IoT in Manufacturing Market to See Major Growth!
In 2015, the global automation solutions (PLC) market in bottling industry alone was valued at a whopping 335.6 million($USD). This is further expected to growth at a CAGR of 7% until 2020.
The industrial environment is rapidly adopting Internet-of-things (IoT) installing new technology in current sites and equipment. In fact, it is redefining the entire supply chain right from sourcing of raw materials, manufacturing of products and delivering them to end users.
Internet-of-things can be particularly beneficial to beverage companies to monitor end-to-end manufacturing process and meet compliance standards of authoritative regulatory bodies such as HACCP and FSMA.
Manufacturing Execution Systems (MES)
The global Manufacturing Execution Systems (MES) market in the bottling industry was valued at 189.5 million in 2015. MES forms an important link between manufacturing automation and Enterprise Resource Planning or ERP. These highly efficient systems take into account customer orders and manufacture products accordingly. They also track production data and generate reports in real-time. MES streamlines the entire process based on priority, required resources, time, etc.
Motion Control Market
The motion control market for the same industry was valued at 423.7 million in 2015. These are mainly used for labeling and packaging of beverages both of which are very important to facilitate transportation, storage and promotion of finished products. They provide useful information for the end-user such as price, year and place of manufacturing, package contents, trademarks, information on company and point of contact to redress grievances. Motion control equipment is extremely crucial for the labeling and packaging machinery.
How IoT is set to transform manufacturing sector?
Industry leaders and research experts state that Internet-of-things is ushering a fourth wave of the industrial revolution. Particularly in manufacturing, IoT will make the production process more inter-connected and therefore more efficient.
As independent machines become connected to specific software, company personnel and decision makers can have remote access to real-time data. They can also compare it with historical data reports to check for inaccuracies and variances. The comprehensive dashboards provide an analytical overview of the production process. The resulting information can be used to improve asset utilization, speed to market, reduce ownership cost, reduce risk and expenditures, replenish parts and supplies as and when needed and improve efficiency of workforce.
Since IoT makes remote access possible, companies are free to set up plants anywhere in the world and monitor them in real time. This helps them to source talent not found locally, manage asset performance, expand their manufacturing footprint and leverage resources and raw materials available in the target location.
Barriers to IoT
All manufacturers, large and small, can be expected to warm up to IoT technology eventually. However, there are certain challenges that will need to be resolved before this widespread adoption begins:
- Cyber Attack
One of the biggest challenges to IoT is the threat of a cyber attack. Since all devices and operations are connected, any form of hacking will result in the breach of security and corruption of the entire system. Being an emerging technology, cyber laws with regard to IoT are not consolidated and concrete enough to take any punitive action against miscreants.
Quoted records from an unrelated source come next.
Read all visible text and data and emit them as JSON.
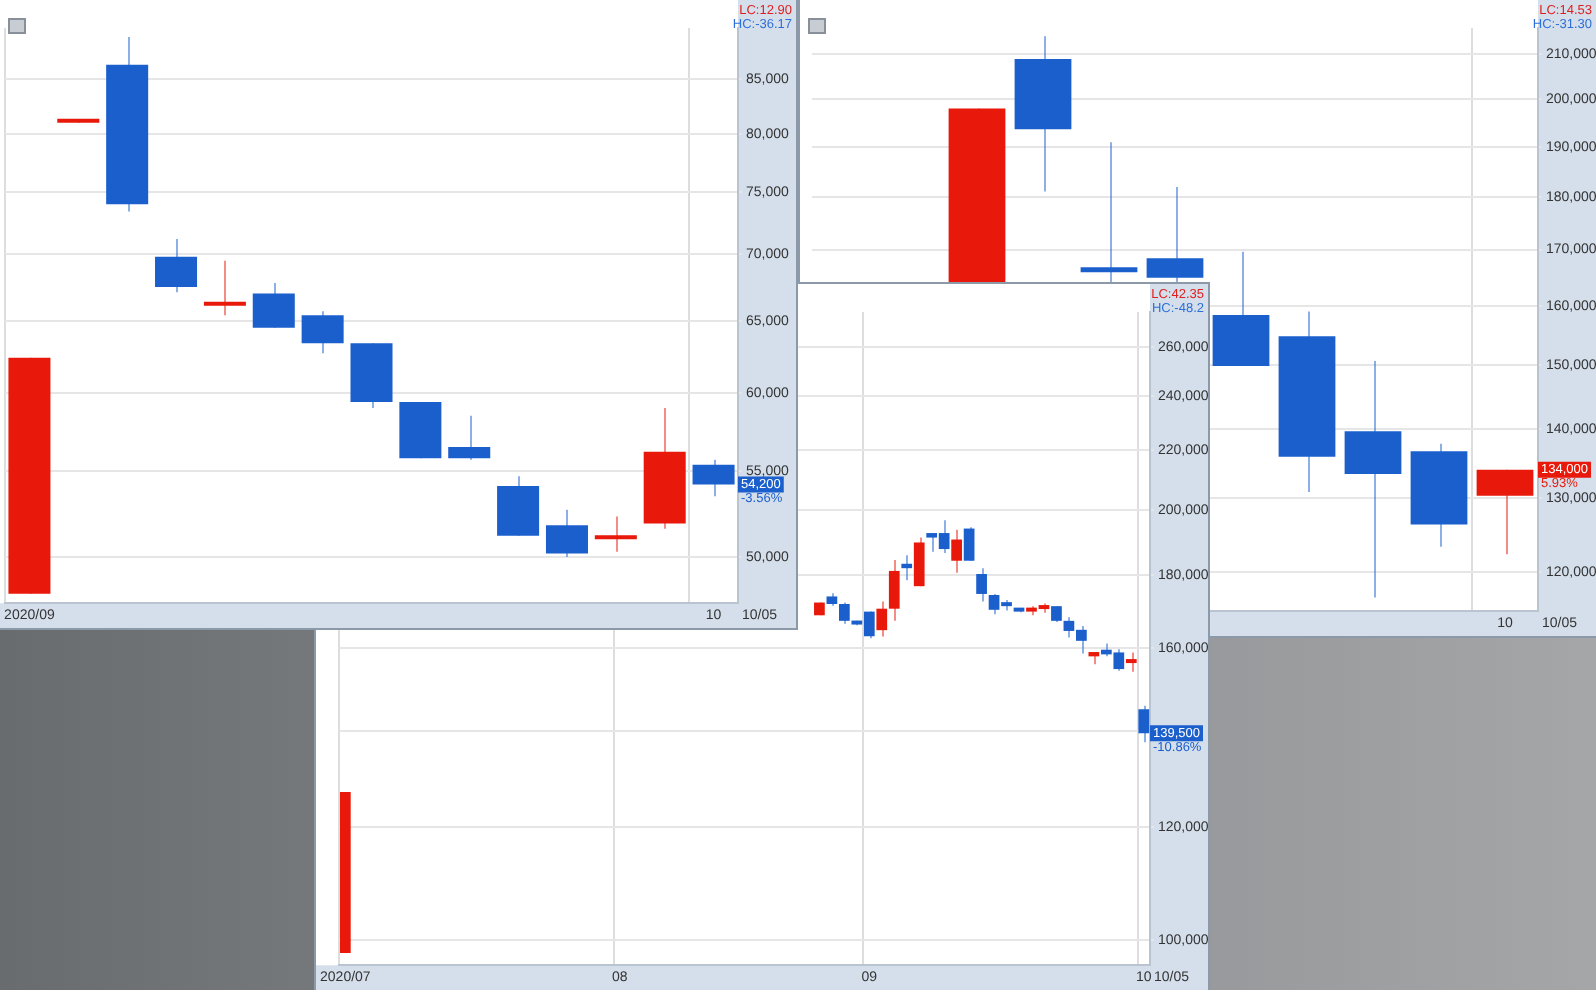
{
  "chart_data": [
    {
      "type": "candlestick",
      "log": true,
      "grid": true,
      "xlabel": "10/05",
      "categories": [
        "2020/09",
        null,
        null,
        null,
        null,
        null,
        null,
        null,
        null,
        null,
        null,
        null,
        null,
        null,
        "10"
      ],
      "ohlc": [
        [
          48000,
          62400,
          48000,
          62400
        ],
        [
          81000,
          81100,
          81000,
          81100
        ],
        [
          86400,
          89100,
          73400,
          74000
        ],
        [
          69800,
          71200,
          67100,
          67500
        ],
        [
          66100,
          69500,
          65400,
          66300
        ],
        [
          67000,
          67800,
          64500,
          64500
        ],
        [
          65400,
          65700,
          62700,
          63400
        ],
        [
          63400,
          63400,
          59000,
          59400
        ],
        [
          59400,
          59400,
          55800,
          55800
        ],
        [
          56500,
          58500,
          55700,
          55800
        ],
        [
          54100,
          54700,
          51200,
          51200
        ],
        [
          51800,
          52700,
          50000,
          50200
        ],
        [
          51000,
          52300,
          50300,
          51200
        ],
        [
          51900,
          59000,
          51600,
          56200
        ],
        [
          55400,
          55700,
          53500,
          54200
        ]
      ],
      "colors": [
        "#e8190a",
        "#e8190a",
        "#1a5fcc",
        "#1a5fcc",
        "#e8190a",
        "#1a5fcc",
        "#1a5fcc",
        "#1a5fcc",
        "#1a5fcc",
        "#1a5fcc",
        "#1a5fcc",
        "#1a5fcc",
        "#e8190a",
        "#e8190a",
        "#1a5fcc"
      ],
      "ylim": [
        47500,
        90000
      ],
      "yticks": [
        {
          "value": 50000,
          "label": "50,000"
        },
        {
          "value": 55000,
          "label": "55,000"
        },
        {
          "value": 60000,
          "label": "60,000"
        },
        {
          "value": 65000,
          "label": "65,000"
        },
        {
          "value": 70000,
          "label": "70,000"
        },
        {
          "value": 75000,
          "label": "75,000"
        },
        {
          "value": 80000,
          "label": "80,000"
        },
        {
          "value": 85000,
          "label": "85,000"
        }
      ],
      "annotations": [
        "LC:12.90",
        "HC:-36.17",
        "54,200",
        "-3.56%"
      ]
    },
    {
      "type": "candlestick",
      "log": true,
      "grid": true,
      "xlabel": "10/05",
      "categories": [
        null,
        null,
        null,
        null,
        null,
        null,
        null,
        null,
        null,
        null,
        "10"
      ],
      "ohlc": [
        null,
        null,
        [
          163500,
          198000,
          163500,
          198000
        ],
        [
          208900,
          214100,
          181000,
          193600
        ],
        [
          166800,
          190900,
          163500,
          165900
        ],
        [
          168400,
          181900,
          163500,
          164900
        ],
        [
          158400,
          169600,
          149900,
          149900
        ],
        [
          154800,
          159000,
          130800,
          135900
        ],
        [
          139700,
          150700,
          116700,
          133400
        ],
        [
          136700,
          137800,
          123300,
          126300
        ],
        [
          130300,
          134000,
          122300,
          134000
        ]
      ],
      "colors": [
        null,
        null,
        "#e8190a",
        "#1a5fcc",
        "#1a5fcc",
        "#1a5fcc",
        "#1a5fcc",
        "#1a5fcc",
        "#1a5fcc",
        "#1a5fcc",
        "#e8190a"
      ],
      "ylim": [
        115000,
        216000
      ],
      "yticks": [
        {
          "value": 120000,
          "label": "120,000"
        },
        {
          "value": 130000,
          "label": "130,000"
        },
        {
          "value": 140000,
          "label": "140,000"
        },
        {
          "value": 150000,
          "label": "150,000"
        },
        {
          "value": 160000,
          "label": "160,000"
        },
        {
          "value": 170000,
          "label": "170,000"
        },
        {
          "value": 180000,
          "label": "180,000"
        },
        {
          "value": 190000,
          "label": "190,000"
        },
        {
          "value": 200000,
          "label": "200,000"
        },
        {
          "value": 210000,
          "label": "210,000"
        }
      ],
      "annotations": [
        "LC:14.53",
        "HC:-31.30",
        "134,000",
        "5.93%"
      ]
    },
    {
      "type": "candlestick",
      "log": true,
      "grid": true,
      "xlabel": "10/05",
      "categories": [
        "2020/07",
        null,
        null,
        null,
        null,
        null,
        null,
        null,
        null,
        null,
        null,
        null,
        null,
        null,
        null,
        null,
        null,
        null,
        null,
        null,
        null,
        null,
        "08",
        null,
        null,
        null,
        null,
        null,
        null,
        null,
        null,
        null,
        null,
        null,
        null,
        null,
        null,
        null,
        null,
        null,
        null,
        null,
        "09",
        null,
        null,
        null,
        null,
        null,
        null,
        null,
        null,
        null,
        null,
        null,
        null,
        null,
        null,
        null,
        null,
        null,
        null,
        null,
        null,
        null,
        "10"
      ],
      "ohlc": [
        [
          97900,
          126900,
          97900,
          126900
        ],
        null,
        null,
        null,
        null,
        null,
        null,
        null,
        null,
        null,
        null,
        null,
        null,
        null,
        null,
        null,
        null,
        null,
        null,
        null,
        null,
        null,
        null,
        null,
        null,
        null,
        null,
        null,
        null,
        null,
        null,
        null,
        null,
        null,
        null,
        null,
        null,
        null,
        [
          168700,
          172200,
          168700,
          172200
        ],
        [
          173900,
          174800,
          171300,
          171800
        ],
        [
          171800,
          172200,
          166400,
          167200
        ],
        [
          166900,
          167200,
          166000,
          166200
        ],
        [
          169700,
          169700,
          162600,
          163100
        ],
        [
          164700,
          172500,
          163000,
          170500
        ],
        [
          170500,
          184400,
          167200,
          181200
        ],
        [
          183300,
          185800,
          178500,
          182000
        ],
        [
          176800,
          191200,
          176800,
          189700
        ],
        [
          192600,
          192600,
          186900,
          191200
        ],
        [
          192600,
          196600,
          186500,
          187700
        ],
        [
          184200,
          193600,
          180700,
          190600
        ],
        [
          194000,
          194400,
          184200,
          184200
        ],
        [
          180300,
          182000,
          172500,
          174600
        ],
        [
          174300,
          174600,
          169000,
          170200
        ],
        [
          171900,
          172900,
          170000,
          171200
        ],
        [
          170200,
          170500,
          169500,
          169700
        ],
        [
          169700,
          171200,
          168700,
          170200
        ],
        [
          170400,
          171900,
          169400,
          171200
        ],
        [
          171200,
          171200,
          166900,
          167200
        ],
        [
          167200,
          168200,
          162800,
          164500
        ],
        [
          164800,
          165800,
          158600,
          161900
        ],
        [
          157900,
          159000,
          155900,
          159000
        ],
        [
          159600,
          161200,
          157900,
          158400
        ],
        [
          158900,
          159700,
          154300,
          154700
        ],
        [
          156200,
          158900,
          154000,
          156600
        ],
        [
          145000,
          145800,
          137500,
          139500
        ]
      ],
      "colors": [
        "#e8190a",
        null,
        null,
        null,
        null,
        null,
        null,
        null,
        null,
        null,
        null,
        null,
        null,
        null,
        null,
        null,
        null,
        null,
        null,
        null,
        null,
        null,
        null,
        null,
        null,
        null,
        null,
        null,
        null,
        null,
        null,
        null,
        null,
        null,
        null,
        null,
        null,
        null,
        "#e8190a",
        "#1a5fcc",
        "#1a5fcc",
        "#1a5fcc",
        "#1a5fcc",
        "#e8190a",
        "#e8190a",
        "#1a5fcc",
        "#e8190a",
        "#1a5fcc",
        "#1a5fcc",
        "#e8190a",
        "#1a5fcc",
        "#1a5fcc",
        "#1a5fcc",
        "#1a5fcc",
        "#1a5fcc",
        "#e8190a",
        "#e8190a",
        "#1a5fcc",
        "#1a5fcc",
        "#1a5fcc",
        "#e8190a",
        "#1a5fcc",
        "#1a5fcc",
        "#e8190a",
        "#1a5fcc"
      ],
      "ylim": [
        96000,
        275000
      ],
      "yticks": [
        {
          "value": 100000,
          "label": "100,000"
        },
        {
          "value": 120000,
          "label": "120,000"
        },
        {
          "value": 140000,
          "label": null
        },
        {
          "value": 160000,
          "label": "160,000"
        },
        {
          "value": 180000,
          "label": "180,000"
        },
        {
          "value": 200000,
          "label": "200,000"
        },
        {
          "value": 220000,
          "label": "220,000"
        },
        {
          "value": 240000,
          "label": "240,000"
        },
        {
          "value": 260000,
          "label": "260,000"
        }
      ],
      "annotations": [
        "LC:42.35",
        "HC:-48.2",
        "139,500",
        "-10.86%"
      ]
    }
  ]
}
- Difficulty in determining return-on-investment
As an emerging technology, it is difficult to track long-term return on investment of IoT. The criteria and metrics to measure short- and long-term return on investment varies across industry types and sizes and so far, there has been less clarity on ROI.
- Integrating IoT into a plant or factory
There are several technical difficulties in integrating IoT into a manufacturing plant. If the new technology is introduced in existing sites, it may run into various compatibility issues. Accordingly, the machines will need to be upgraded or replaced altogether which may come at a cost.
- Reluctance to automate
Manufacturing automation is likely to result in widespread job losses. As one study highlights, nearly five million jobs in the manufacturing sector have vanished from the U.S. labor force in past three decades. On the other hand, manufacturers are unable to find skilled talent such as PLC programmers, Robot Technicians, etc. to operate this new technology.
The Internet of things is set to revolutionize the manufacturing industry. In keeping with this trend, companies will need to reassess their priorities and implement strategies that inhibit challenges and maximize benefits derived from this technology.